Somos satélites, de Sarah Pinsker

Somos satélitesSiempre me han atraído las novelas que tratan sobre cómo la aparición de una nueva tecnología trastoca la vida cotidiana de la gente. Este tipo de relatos me llamaban la atención incluso antes de que el futuro nos arrollara como ha sucedido en los últimos años. Si echamos un vistazo a nuestro alrededor, es evidente que el uso generalizado del móvil y más recientemente la aparición de las llamadas IA han cambiado nuestras vidas. Ha ocurrido casi sin que nos demos cuenta, las nuevas tecnologías se han introducido en nuestro día a día, y el modo en que nos comunicamos, nos informamos, trabajamos y nos divertimos ya no es el mismo. La gran diferencia con respecto al dispositivo que concibe Sarah Pinsker para Somos satélites es que para poder utilizarlo es preciso una intervención quirúrgica. Siempre me he preguntado qué sucedería en ese caso, si la gente llegaría al extremo de dejarse hurgar la cabeza para mejorar sus capacidades mentales.
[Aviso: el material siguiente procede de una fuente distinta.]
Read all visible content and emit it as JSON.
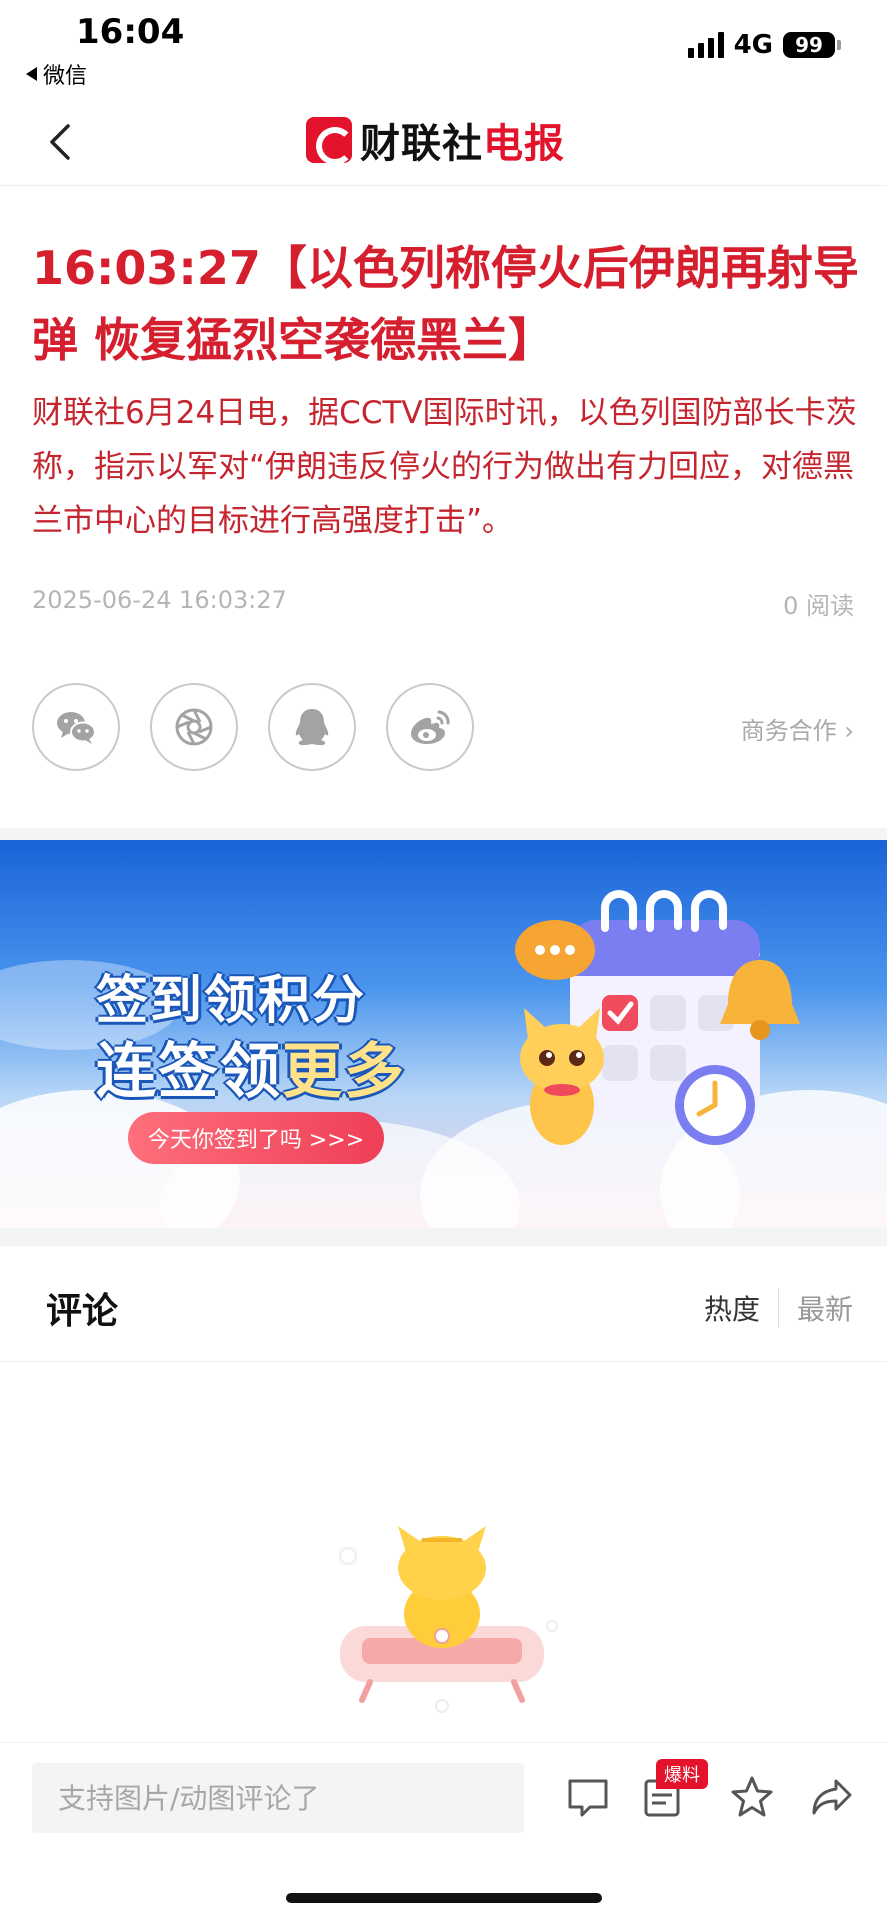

Hace unos años habría dicho rotundamente que no, pero con la cantidad de personas que por una cuestión mucho más banal como es la estética —y no me refiero sólo a la cirugía— se deja tunear sin reparos el cuerpo tengo mis dudas.

Un dispositivo denominado piloto se extiende entre la población con una rapidez pasmosa, primero entre los jóvenes y luego entre los demás. A ello contribuyen las subvenciones del estado y las facilidades que proporciona la empresa fabricante, Balkenhol Neural Labs. Gracias a él, una persona puede concentrarse en varias tareas al mismo tiempo sin que ninguna de ellas se vea perjudicada. Estudiar Derecho Romano al tiempo que se despanzurra monstruos en la PlayStation es ahora posible. Una razón más para que todos los jóvenes se maten por ir a las clínicas de Balkenhol Neural Labs a que se lo implanten. Llevarlo supone, no cabe duda, una gran ventaja para el trabajo y para los estudios. Pero a pesar de todos los beneficios que proporciona, siempre tiene que haber algún agonías en contra, y no todos deciden ponérselo. Junto con el piloto se inserta una lucecita azul en la sien que facilita distinguir a los que lo llevan de los que no, lo que abre una puerta de doble hoja a la discriminación. Las empresas dejan de contratar a los que no lo llevan, y no tener un piloto termina por ser un estigma.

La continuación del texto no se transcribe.